Seit 2020 ist mit Joe Biden wieder ein Demokrat im Amt. Der Wirtschaftsforscher Felbermayr kommt jedoch zum Schluss: „Biden hat im Prinzip bei vielen Dingen weitergemacht, die Donald Trump schon begonnen hat. Amerika zuerst“ gelte noch immer. Der Ton sei freundlicher, der Dialog regelmäßiger geworden, sagt Bernd Lange, der Vorsitzende des Handelsausschusses im EU-Parlament. Dann folgt das Aber: „Die von Herrn Trump illegalerweise etablierten Importzölle auf europäischen Stahl sind nach wie vor da.“ Es herrsche nur eine „gewisse Form von Waffenstillstand“.

Das Hunderte Milliarden schwere Investitionspaket Inflation Reduction Act (IRA) soll zwar einen klimafreundlichen Wandel einleiten. Europäische Unternehmen würden jedoch teilweise benachteiligt, lautet die Kritik in der EU. Der Chef des niederländischen Unternehmens ASML, das modernste Maschinen zur Chip-Produktion baut, beklagt sich: Die USA würden Druck auf die Verbündeten ausüben, um Exportbeschränkungen nach China durchzusetzen.

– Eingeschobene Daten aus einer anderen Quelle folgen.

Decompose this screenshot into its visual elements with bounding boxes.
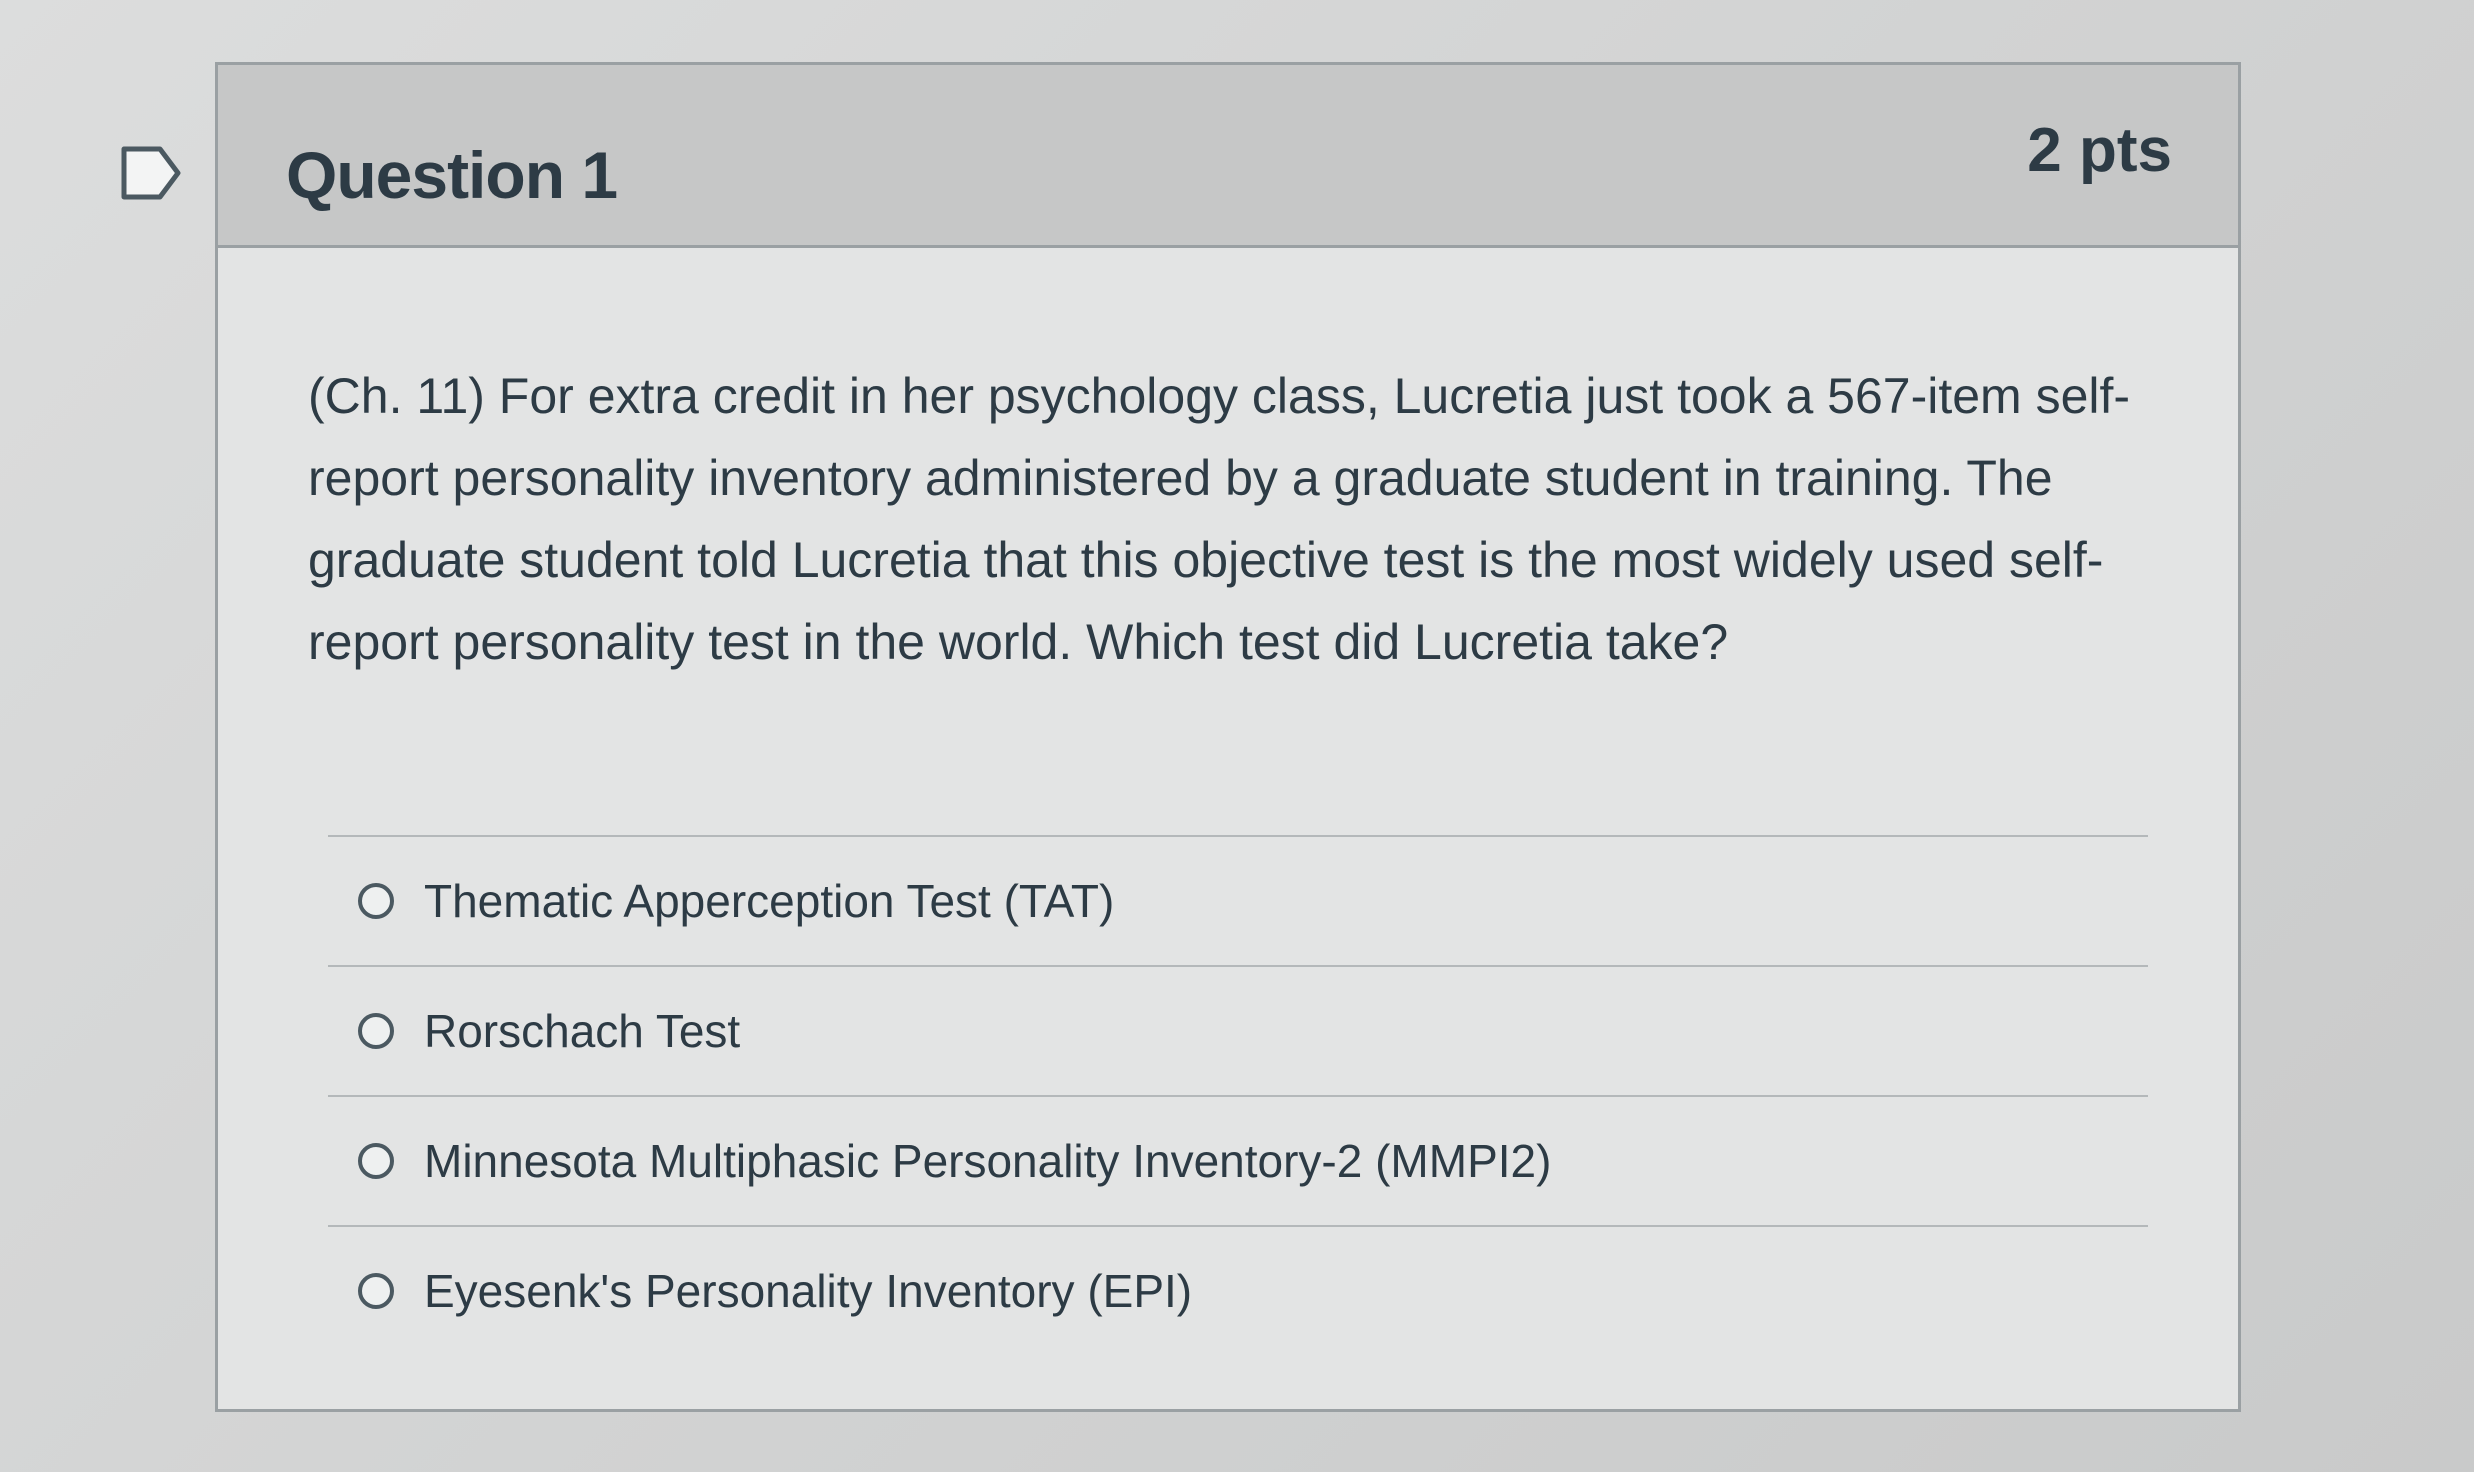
- question-header: Question 1 2 pts: [218, 65, 2238, 248]
- quiz-page: Question 1 2 pts (Ch. 11) For extra cred…: [0, 0, 2474, 1472]
- flag-question-icon[interactable]: [120, 145, 182, 201]
- question-text: (Ch. 11) For extra credit in her psychol…: [308, 368, 2131, 670]
- radio-button[interactable]: [358, 1273, 394, 1309]
- answer-option-rorschach[interactable]: Rorschach Test: [328, 965, 2148, 1095]
- question-card: Question 1 2 pts (Ch. 11) For extra cred…: [215, 62, 2241, 1412]
- answer-label[interactable]: Thematic Apperception Test (TAT): [424, 874, 1114, 928]
- question-points: 2 pts: [2027, 116, 2172, 185]
- answer-label[interactable]: Eyesenk's Personality Inventory (EPI): [424, 1264, 1192, 1318]
- question-title: Question 1: [286, 138, 618, 212]
- answer-label[interactable]: Rorschach Test: [424, 1004, 740, 1058]
- answer-option-mmpi2[interactable]: Minnesota Multiphasic Personality Invent…: [328, 1095, 2148, 1225]
- radio-button[interactable]: [358, 883, 394, 919]
- radio-button[interactable]: [358, 1013, 394, 1049]
- answer-list: Thematic Apperception Test (TAT) Rorscha…: [328, 835, 2148, 1355]
- answer-option-epi[interactable]: Eyesenk's Personality Inventory (EPI): [328, 1225, 2148, 1355]
- answer-label[interactable]: Minnesota Multiphasic Personality Invent…: [424, 1134, 1551, 1188]
- radio-button[interactable]: [358, 1143, 394, 1179]
- answer-option-tat[interactable]: Thematic Apperception Test (TAT): [328, 835, 2148, 965]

Kein Kurswechsel mit Harris

Mit einem deutlichen Kurswechsel nach einem Wahlsieg von Kamala Harris ist wohl nicht zu rechnen. Sie könnte den Gewerkschaften noch näher sein als Biden, was für noch weniger Appetit auf Freihandel spricht. „Nach dem, was sie im Wahlkampf gesagt hat, können wir davon ausgehen, dass Harris sich die Handelsagenda von Biden zu eigen machen würde,“ sagt der US-Handelsexperte Gary Hufbauer dem ARD-Studio Brüssel.

Was genau auf die EU in Handelsfragen zukommt, wird sich erst nach der Wahl entscheiden. Kräftemessen oder Kooperation? Feindschaft oder Partnerschaft? Sollte es unter Trump ganz schlimm kommen, dann hat vielleicht Jean-Claude Juncker noch den einen oder anderen Tipp für Ursula von der Leyen – für einen neuen Sojabohnen-Deal.